Rising COVID patient numbers force hospital to ‘manage’ oxygen supply
Written by on 11 January 2021
A hospital is “working to manage” its oxygen supplies because of the rising number of COVID-19 patients needing treatment.
Southend Hospital in Essex said it was “experiencing high demand” for oxygen and appealed to the public to follow safety guidelines.
Yvonne Blucher, the hospital’s managing director, said it was due to “rising numbers of inpatients with COVID-19 and we are working to manage this”.
She added: “The public can play their part by staying home and, where they cannot, following the ‘hands, face, space’ advice to cut the spread of the virus.”
An internal document reported to have been sent to frontline NHS staff and seen by the BBC stated the hospital had “reached a critical situation with oxygen supply”.
Mid and South Essex NHS Foundation Trust said the amount of oxygen used to treat patients should be reduced.
It said it was “imperative” supplies were used “safely and efficiently” and that all patients should have a target range for blood oxygen levels of 88-92%. Levels above 96% are deemed normal.

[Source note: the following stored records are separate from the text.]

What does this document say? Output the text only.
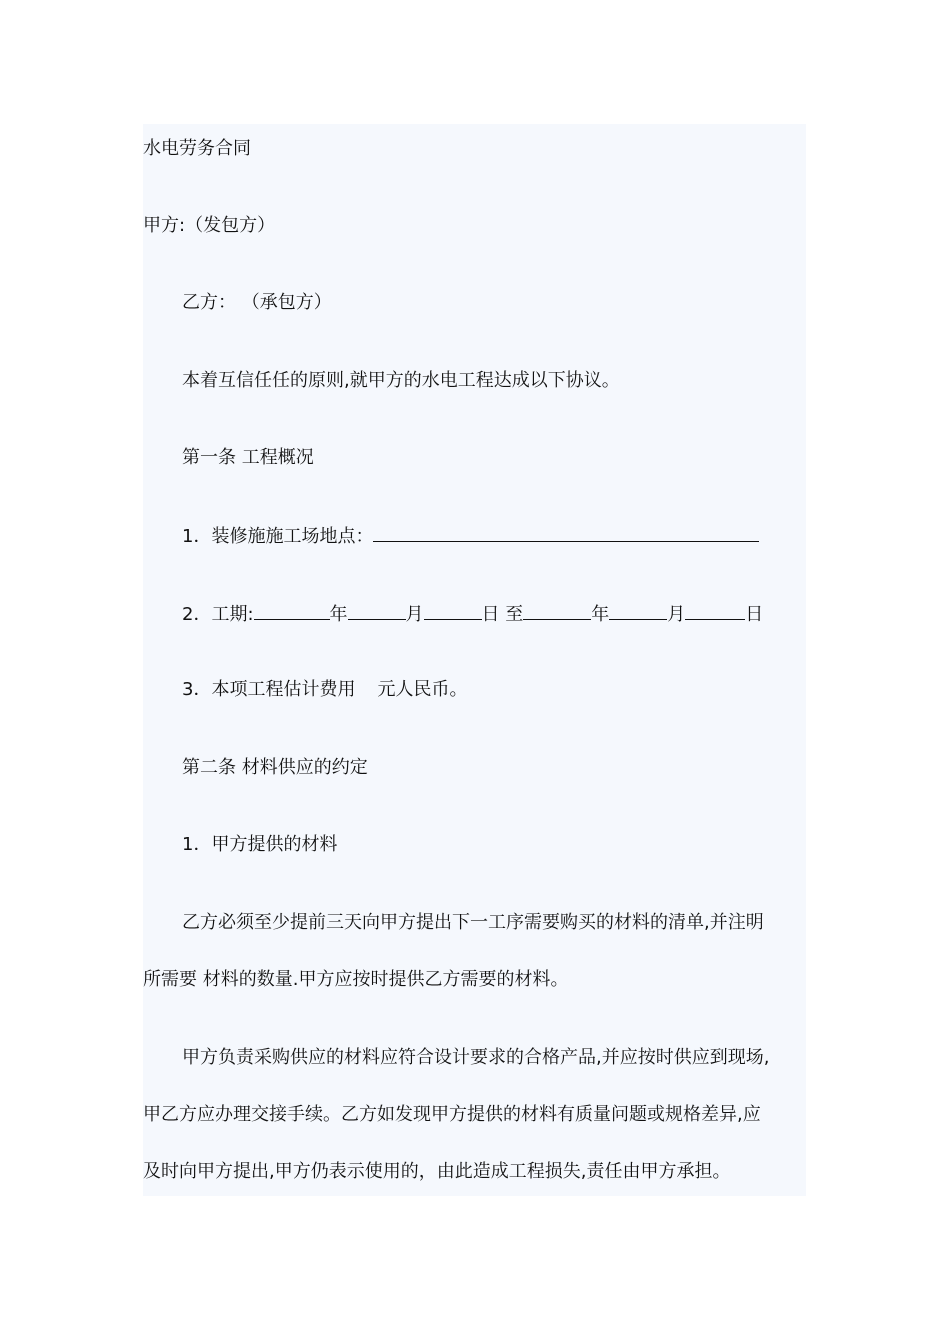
水电劳务合同
甲方:（发包方）
乙方： （承包方）
本着互信任任的原则,就甲方的水电工程达成以下协议。
第一条 工程概况
1．装修施施工场地点：
2．工期:	年	月	日 至	年	月	日
3．本项工程估计费用 元人民币。
第二条 材料供应的约定
1．甲方提供的材料
乙方必须至少提前三天向甲方提出下一工序需要购买的材料的清单,并注明
所需要 材料的数量.甲方应按时提供乙方需要的材料。
甲方负责采购供应的材料应符合设计要求的合格产品,并应按时供应到现场,
甲乙方应办理交接手续。乙方如发现甲方提供的材料有质量问题或规格差异,应
及时向甲方提出,甲方仍表示使用的，由此造成工程损失,责任由甲方承担。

The document also said patients with a “saturation above 92% which are on oxygen should have their oxygen weaned within the target range”.
Staff were assured the new guidance was safe and “no patient will come to harm as a result”.
It comes as NHS England National Medical Director Stephen Powis told Sky News “the NHS is under intense pressure and that’s potentially going to get worse”.
He said the new vaccination centres being opened at seven UK sites were “another important step in the rollout of vaccinations”, but that it would not have an impact on the pandemic “for a few months yet”.
“It’s really important that while we rollout the vaccines, everybody remembers to stick to those social distancing rules that are in place,” he said.
“We all have a part to play in preventing deaths and we certainly have a part to play in stopping the virus being transmitted and taking the pressure off our hospitals.”